What the humble planarian teaches us about the building blocks of life

A bioengineer studies the flatworms' ability to regenerate nerves, muscle, and other tissue. “One of the big questions we want to answer is how it does this on a genetic level?”

Land Planarian (Bipalium sp.) close-up. Image credit: Bernard Dupont via Flickr, CC BY-SA 2.0

Land Planarian (Bipalium sp.) close-up. Image credit: Bernard Dupont via Flickr, CC BY-SA 2.0

At first glance, planarians aren’t exactly awe-inspiring. These brownish flatworms, each less than half an inch long, have few defining features: At one end, a tail comes to a rounded point; at the other, ahead is punctuated by a pair of large, cartoonish eyes.

As unremarkable as the worms may seem, however, they have an ability we could only dream of. Cut off a planarian’s head, and it’ll sprout a new one. Lop off its tail, and it’ll soon be replaced. Even rending its body into tiny pieces is no big deal. Each chunk, regrowing from its wounded edges, replaces nerves, muscle, and other tissue until it becomes a separate, fully formed, individual worm in just a couple of weeks.

“One of the big questions we want to answer is how it does this on a genetic level,” says Bo Wang, assistant professor of bioengineering at Stanford. “What’s in the worm’s DNA that lets it choose which body parts to grow, how much they’re going to grow, where to stop, and when to stop?”

Wang studies planarians’ alien-like regeneration. Part of what drives this astonishing ability, he says, is the fact that the worms’ bodies are filled with pluripotent stem cells, a type of “universal” cell that can grow into any type of tissue. When a worm is sliced in half, biochemical signals radiate outward from the damaged site, kicking those stem cells into action. Gradually, the cells differentiate into muscle, nerves, and other structures, forming a new head or tail over several days.

Although this sort of research is his primary focus today, Wang says he never expected to wind up in the field. Originally trained as a physicist, he spent much of his early career studying Brownian motion, the random movement of tiny particles suspended in a liquid or gas. Then, by chance, he saw a video of the worm C. Elegans developing from a fertilized egg.

“As a physicist, I thought that when you’re dealing with things at the microscopic scale, all movement should be random, propelled by thermal energy and probability—but cells in these worm embryos could divide and move synchronously in a programmed manner even though they were just a few microns in size,” he says. “That blew me away. I think it’s what really converted me from working on physics to working on biology.”

Today, Wang is digging into some of the most fundamental building blocks of life: the various types of cells that make up an organism. His lab is sequencing the DNA and messenger RNA, the linear molecules that guide protein synthesis, within individual cells of several animals, including planarians, and is developing computational methods to compare them with cell types in other animals ranging from sponges to humans in order to find commonalities and differences.

In the process, they’re learning how each of these organisms has developed unique and powerful ways to use conserved cell types for building new structures and has invented new cell types to survive in its environment.

Wang doesn’t want to stop at just cataloging those cell types, however. He’s got his sights set on bigger goals. With a deeper understanding of how cell types make tissues and how DNA in a cell nucleus controls the fate and identity of that cell, he says, it may one day be possible to harness the power of biology for our own purposes.

“As a bioengineer, I’m constantly thinking about that. Once we know the novel functions of a piece of DNA, we can transfer them to other cells—it’s really a matter of shifting the knowledge we get from one system to another,” he says. “I think we could eventually use them to program ‘living machines’ that do a specific job.”

It’s not so far-fetched.
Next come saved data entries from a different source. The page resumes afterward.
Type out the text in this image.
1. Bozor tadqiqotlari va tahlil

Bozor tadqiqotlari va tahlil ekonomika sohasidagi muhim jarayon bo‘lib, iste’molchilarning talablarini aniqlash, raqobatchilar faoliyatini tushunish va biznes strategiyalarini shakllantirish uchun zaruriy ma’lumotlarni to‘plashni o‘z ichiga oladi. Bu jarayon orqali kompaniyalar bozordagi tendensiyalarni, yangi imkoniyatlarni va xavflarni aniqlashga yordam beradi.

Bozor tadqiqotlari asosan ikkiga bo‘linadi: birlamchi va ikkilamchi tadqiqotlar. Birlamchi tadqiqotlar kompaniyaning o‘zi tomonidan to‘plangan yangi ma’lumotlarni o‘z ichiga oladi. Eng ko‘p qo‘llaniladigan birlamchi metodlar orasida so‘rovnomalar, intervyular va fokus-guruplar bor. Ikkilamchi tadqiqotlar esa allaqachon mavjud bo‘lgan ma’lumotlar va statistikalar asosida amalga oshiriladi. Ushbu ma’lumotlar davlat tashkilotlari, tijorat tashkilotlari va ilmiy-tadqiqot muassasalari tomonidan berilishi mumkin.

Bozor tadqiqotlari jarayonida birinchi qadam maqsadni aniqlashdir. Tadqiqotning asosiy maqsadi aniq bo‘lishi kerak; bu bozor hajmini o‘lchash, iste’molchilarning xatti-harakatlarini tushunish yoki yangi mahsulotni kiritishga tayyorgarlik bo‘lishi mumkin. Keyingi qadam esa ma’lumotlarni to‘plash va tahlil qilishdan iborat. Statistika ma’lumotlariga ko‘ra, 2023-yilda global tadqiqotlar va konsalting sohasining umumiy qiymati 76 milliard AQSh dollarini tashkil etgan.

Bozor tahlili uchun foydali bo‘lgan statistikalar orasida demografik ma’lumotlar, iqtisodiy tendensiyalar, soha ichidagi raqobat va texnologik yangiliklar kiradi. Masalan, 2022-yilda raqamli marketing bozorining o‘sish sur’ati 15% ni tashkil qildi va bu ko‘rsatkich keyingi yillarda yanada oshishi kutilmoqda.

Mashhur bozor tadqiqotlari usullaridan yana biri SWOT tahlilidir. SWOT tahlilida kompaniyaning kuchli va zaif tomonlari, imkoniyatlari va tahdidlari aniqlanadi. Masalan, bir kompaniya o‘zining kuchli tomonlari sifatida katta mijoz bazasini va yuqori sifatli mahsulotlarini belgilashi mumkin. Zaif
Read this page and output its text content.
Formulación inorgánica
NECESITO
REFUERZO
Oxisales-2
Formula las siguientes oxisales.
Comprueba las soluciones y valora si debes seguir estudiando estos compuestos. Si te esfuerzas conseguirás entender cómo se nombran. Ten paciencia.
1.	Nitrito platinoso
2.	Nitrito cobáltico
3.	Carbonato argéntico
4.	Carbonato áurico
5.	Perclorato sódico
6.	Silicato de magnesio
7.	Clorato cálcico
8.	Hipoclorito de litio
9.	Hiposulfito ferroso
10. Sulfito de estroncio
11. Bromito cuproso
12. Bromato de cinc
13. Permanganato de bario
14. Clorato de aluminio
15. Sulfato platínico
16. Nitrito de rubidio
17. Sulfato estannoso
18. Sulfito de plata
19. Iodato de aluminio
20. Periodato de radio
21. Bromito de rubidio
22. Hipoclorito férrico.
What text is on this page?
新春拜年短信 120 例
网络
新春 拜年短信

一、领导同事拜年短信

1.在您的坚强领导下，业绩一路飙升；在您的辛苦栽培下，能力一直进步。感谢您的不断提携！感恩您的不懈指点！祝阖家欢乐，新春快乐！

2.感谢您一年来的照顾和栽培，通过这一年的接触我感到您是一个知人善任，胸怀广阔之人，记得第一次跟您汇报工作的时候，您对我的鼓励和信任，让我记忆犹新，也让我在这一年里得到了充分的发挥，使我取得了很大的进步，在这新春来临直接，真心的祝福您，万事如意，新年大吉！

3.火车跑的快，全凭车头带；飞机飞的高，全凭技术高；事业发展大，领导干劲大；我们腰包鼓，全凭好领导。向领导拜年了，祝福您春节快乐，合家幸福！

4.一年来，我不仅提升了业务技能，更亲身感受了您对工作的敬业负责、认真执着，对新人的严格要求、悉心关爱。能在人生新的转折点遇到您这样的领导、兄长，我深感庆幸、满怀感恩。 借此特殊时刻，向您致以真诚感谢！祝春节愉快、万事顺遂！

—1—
New technologies developed in the past decade make it easier than ever to manipulate DNA and insert it into a living cell. Biologists do it every day with microbes and human cell lines, reprogramming them into tiny “factories” that spit out drugs or other products. In theory, constructing entirely new cells, or even new organisms, in the lab, could be right around the corner. Wang thinks it’s just a matter of imagination.

“We really don’t know the possibilities ahead of us yet,” he says. “But that’s the most exciting aspect of being a scientist. We’re constantly searching for new things, new surprises. That’s what gets me up each day.”